If a ≠ 0, then the limit of (x^2 - a^2)/(x^4 - a^4) as x approaches a is:
How do I do this type of problem?
A simple case of factoring will do the job
limit (x^2 - a^2)/(x^4 - a^4) , x ---> a
= lim (x^2 - a^2)/( (x^2 + a^2)(x^2 - a^2)
= lim 1/(x^2 + a^2) , as x --> a
= 1/(2a^2)
How did you simplify 1/(x^2 + a^2) as 1/(2a^2)?
Never mind, I got it.
Well, let's approach this problem with a clownish twist! Imagine you are at a circus, trying to calculate this limit. You see a strongman juggling elephants while standing on a tightrope. That's quite a sight, right?
Now, let's focus on the limit itself. We see that both the numerator and denominator are expressions involving powers of x, with a little twist of the number a thrown in. It's like trying to juggle different objects, but with the added challenge of an elephant in the mix!
To simplify this problem and avoid getting overwhelmed like that strongman, we can factor both the numerator and denominator. The numerator can be factored as (x - a)(x + a), and the denominator can be factored as (x^2 - a^2)(x^2 + a^2).
Now, cancel out the common terms of (x - a) and (x + a).
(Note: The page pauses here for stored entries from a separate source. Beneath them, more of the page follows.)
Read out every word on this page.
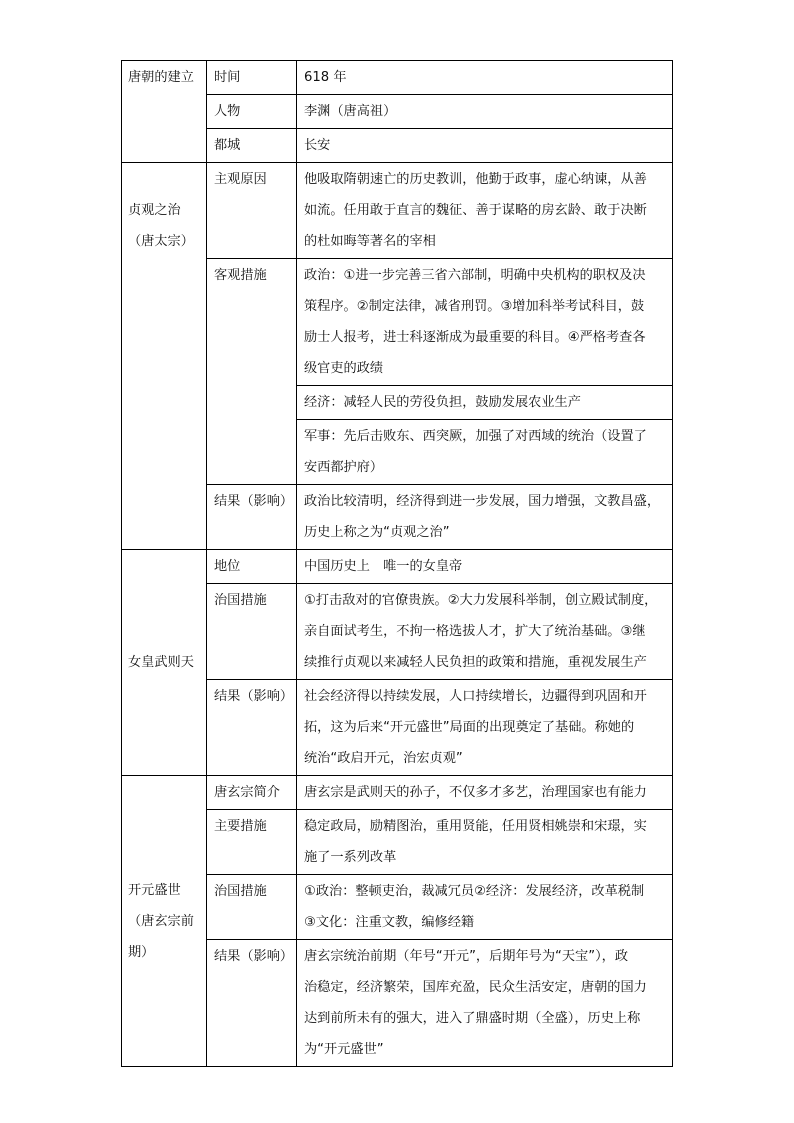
唐朝的建立	时间	618 年
	人物	李渊（唐高祖）
	都城	长安

贞观之治
（唐太宗）	主观原因	他吸取隋朝速亡的历史教训，他勤于政事，虚心纳谏，从善
如流。任用敢于直言的魏征、善于谋略的房玄龄、敢于决断
的杜如晦等著名的宰相

	客观措施	政治：①进一步完善三省六部制，明确中央机构的职权及决
策程序。②制定法律，减省刑罚。③增加科举考试科目，鼓
励士人报考，进士科逐渐成为最重要的科目。④严格考查各
级官吏的政绩

		经济：减轻人民的劳役负担，鼓励发展农业生产

		军事：先后击败东、西突厥，加强了对西域的统治（设置了
安西都护府）

	结果（影响）	政治比较清明，经济得到进一步发展，国力增强，文教昌盛，
历史上称之为“贞观之治”

女皇武则天	地位	中国历史上　唯一的女皇帝
	治国措施	①打击敌对的官僚贵族。②大力发展科举制，创立殿试制度，
亲自面试考生，不拘一格选拔人才，扩大了统治基础。③继
续推行贞观以来减轻人民负担的政策和措施，重视发展生产

	结果（影响）	社会经济得以持续发展，人口持续增长，边疆得到巩固和开
拓，这为后来“开元盛世”局面的出现奠定了基础。称她的
统治“政启开元，治宏贞观”

开元盛世
（唐玄宗前
期）	唐玄宗简介	唐玄宗是武则天的孙子，不仅多才多艺，治理国家也有能力
	主要措施	稳定政局，励精图治，重用贤能，任用贤相姚崇和宋璟，实
施了一系列改革

	治国措施	①政治：整顿吏治，裁减冗员②经济：发展经济，改革税制
③文化：注重文教，编修经籍

	结果（影响）	唐玄宗统治前期（年号“开元”，后期年号为“天宝”），政
治稳定，经济繁荣，国库充盈，民众生活安定，唐朝的国力
达到前所未有的强大，进入了鼎盛时期（全盛），历史上称
为“开元盛世”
We are left with 1/(x^2 + a^2).
Now, here's where the magic happens. As x approaches a, the term (x - a) shrinks to zero, making the denominator (x^2 + a^2) become non-zero. Since the denominator will never be zero, the final answer to our circus-like limit is 1/(a^2 + a^2) which simplifies to 1/(2a^2).
So, in clown terms, the limit of (x^2 - a^2)/(x^4 - a^4) as x approaches a is 1/(2a^2). Ta-da! Keep practicing these circus-style problems, and you'll become a master acrobat of limits in no time!
To find the limit of (x^2 - a^2)/(x^4 - a^4) as x approaches a, you can simplify the expression and then substitute the value of x = a into the simplified expression. Here are the steps:
Step 1: Factor the numerator and denominator. Since (a^2 - b^2) = (a + b)(a - b) and (a^4 - b^4) = (a^2 + b^2)(a^2 - b^2), we can factor the expression as follows:
(x^2 - a^2)/(x^4 - a^4) = [(x - a)(x + a)]/[(x^2 + a^2)(x^2 - a^2)].
Step 2: Cancel out the common factors. The (x - a) and (x + a) in the numerator and the (x^2 - a^2) in the denominator can be canceled out, leaving:
(x - a)/(x^2 + a^2).
Step 3: Substitute x = a. Plug in x = a into the simplified expression:
(a - a)/(a^2 + a^2) = 0/(2a^2) = 0.
Therefore, the limit of (x^2 - a^2)/(x^4 - a^4) as x approaches a is 0.
To find the limit of the given expression as x approaches a, we can use algebraic manipulation and factorization. Here's how you can approach this problem step by step:
1. Start by factoring the numerator and the denominator. This will help us simplify the expression.
The numerator, x^2 - a^2, can be factored as (x - a)(x + a).
The denominator, x^4 - a^4, can be factored as (x^2 - a^2)(x^2 + a^2).
2. Now we can cancel out the common factor, which is (x - a) and (x + a) in the numerator and denominator:
(x - a)(x + a) / (x^2 - a^2)(x^2 + a^2).
3. Next, notice that (x + a) cancels out with (x^2 + a^2) in the denominator, resulting in:
(x - a) / (x^2 - a^2).
4. At this point, we can see that (x - a) also appears in the denominator. We can cancel out this factor as well:
1 / (x + a).
5. Finally, as x approaches a, the expression can be evaluated:
As x approaches a, (x + a) approaches 2a, so the limit becomes:
1 / (2a).
So, the limit of (x^2 - a^2)/(x^4 - a^4) as x approaches a is 1 / (2a).